I for one definitely support attempts to make math more accessible, even if "more accessible" still requires effort on my part, and even if the author's tone seems overly formal or jargon-laden.
I can only hope the rest of the author's audience has the same attitude. It seems impossible to get anywhere with math without it.
Ok, I think I see what you're trying to say now, though your claim that he is "bluntly interpolating an elite" still seems fantastic to me. I didn't get that impression whatsoever.
Would you mind giving a few (say 3) specific examples from the text that are indicative of this? I (and perhaps others?) am curious what sorts of phrasings give that impression.
I agree that the article isn't as easy to read as the author hopes; it's not exactly "explain it like I'm five". However, I think you're going to have to give more concrete examples of the particular writing style you're objecting to, and how it could be done differently.
Anyone that's covered enough maths or physics to be interested in the subject is unlikely to be put off by the use of the word jest. In order to get to this point you will already be well versed in such language.
For what it's worth, I enjoyed the article. I've used tensors a little bit, but I remain uncomfortable with them. Perhaps I'm exactly the audience you were targeting. :)
The map \alpha:V_1\times \cdots \times V_n\rightarrow
V_1\otimes\cdots \otimes V_n is initial in the (slice) category whose objects are the F-multilinear maps
f:V_1\times \cdots \times V_n\rightarrow W from
V_1\times \cdots \times V_n to vector space W over F,
and whose morphisms are and F-linear maps "between" such multilinear maps--meaning a commuting triangle as follows.
Given f:V_1\times \cdots \times V_n\rightarrow W
and g:V_1\times \cdots \times V_n\rightarrow X,
a morphism \beta:f\rightarrow g "is" (which means "is given by") an F-linear map \beta:W\rightarrow X such that
g = \beta f. Now of course, one has to specify the category in which the equation holds...which would be the category from which the slice category is obtained.
This is all elementary. I hope I haven't deployed the "fake it until you make it" affectation of academic authority that escape_goat (a cute nick) finds deplorable. I do too, though were I to write about it, I would raise the suspicion that I am a disaffected outsider who deserved exile. (I seem to have just done that.)
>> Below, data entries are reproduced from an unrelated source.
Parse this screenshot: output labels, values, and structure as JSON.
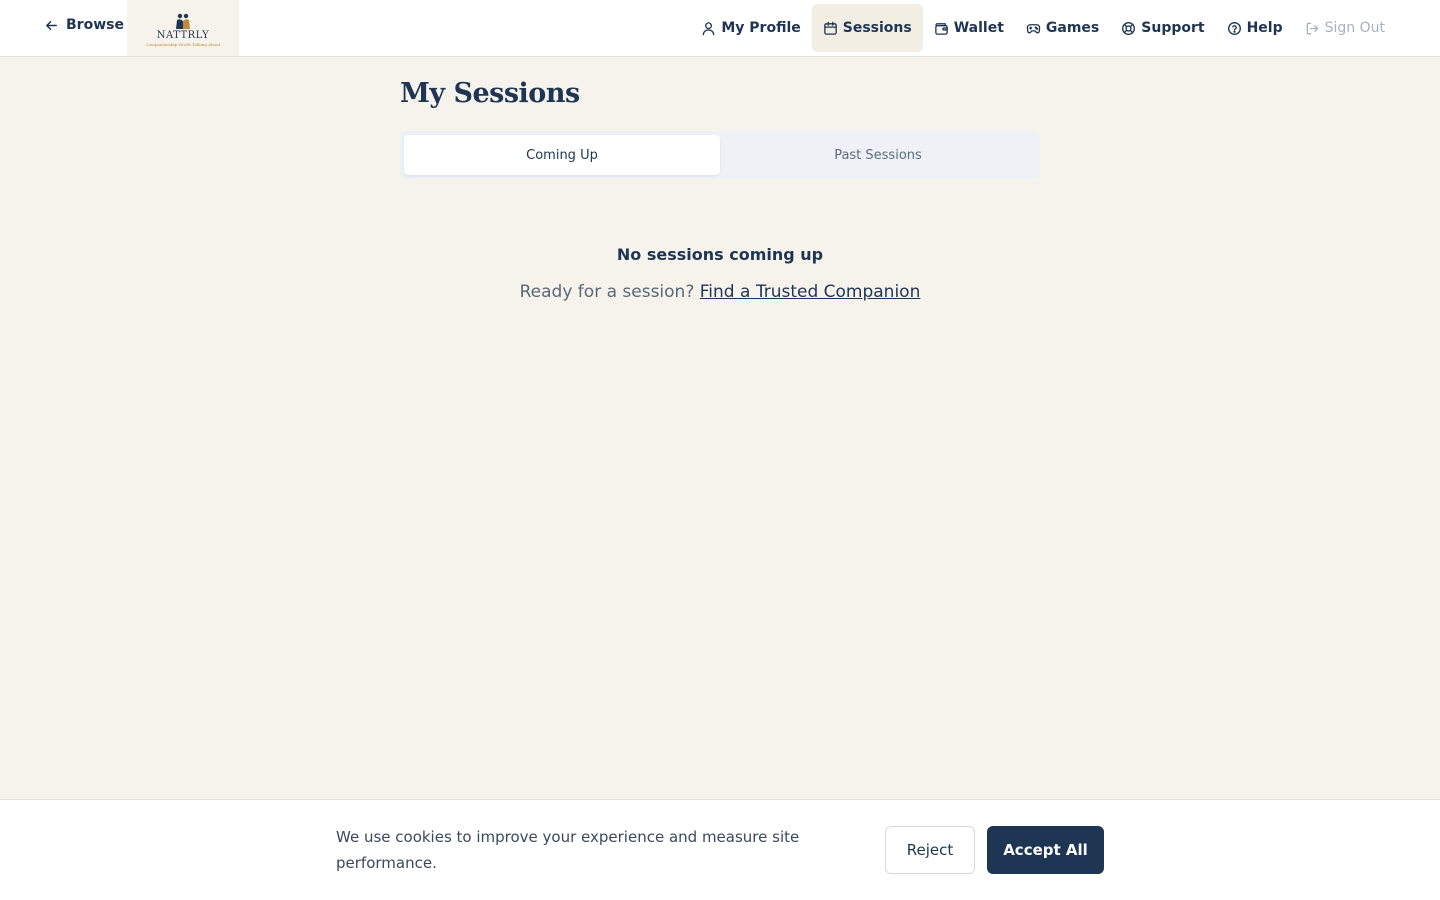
{
  "header": {
    "back_label": "Browse",
    "logo": {
      "name": "NATTRLY",
      "tagline": "Companionship Worth Talking About"
    },
    "nav": {
      "profile": "My Profile",
      "sessions": "Sessions",
      "wallet": "Wallet",
      "games": "Games",
      "support": "Support",
      "help": "Help",
      "signout": "Sign Out"
    },
    "active_item": "Sessions"
  },
  "main": {
    "title": "My Sessions",
    "tabs": {
      "coming_up": "Coming Up",
      "past": "Past Sessions"
    },
    "active_tab": "Coming Up",
    "empty": {
      "title": "No sessions coming up",
      "prompt": "Ready for a session?",
      "link": "Find a Trusted Companion"
    }
  },
  "cookie_banner": {
    "text": "We use cookies to improve your experience and measure site performance.",
    "reject": "Reject",
    "accept": "Accept All"
  },
  "colors": {
    "primary": "#1e3553",
    "background": "#f6f3ec",
    "active_nav_bg": "#f3eee4",
    "accent": "#c08a3e"
  },
  "icons": {
    "back": "arrow-left-icon",
    "profile": "user-icon",
    "sessions": "calendar-icon",
    "wallet": "wallet-icon",
    "games": "gamepad-icon",
    "support": "lifebuoy-icon",
    "help": "help-circle-icon",
    "signout": "sign-out-icon"
  }
}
Nelson's text on tensor analysis is another route to tensorial enlightenment..
I could also add my own obscure blog to the long tail of wannabe math \cap programming blogs: http://publicsphere.org.
If you wanted to define A x B x C, you could begin by looking at (A x B) x C. This is elements like ((a,b), c) which obey tensor product laws. You could alternately look at A x (B x C), i.e. elements like (a, (b, c)).
It's pretty straightforward to prove that there is a natural isomorphism which preserves all the tensor product properties between (A x B) x C and A x (B x C) - it's basically just rearranging the parenthesis. Here the term "natural" also has a technical meaning which agrees completely with it's intuitive one (http://en.wikipedia.org/wiki/Natural_transformation).
Since (A x B) x C is isomorphic to A x (B x C), it's natural to equate them. You can also define A x B x C in the obvious way, which turns out to be isomorphic to the other two.
But it is important to have the theorem proving isomorphism.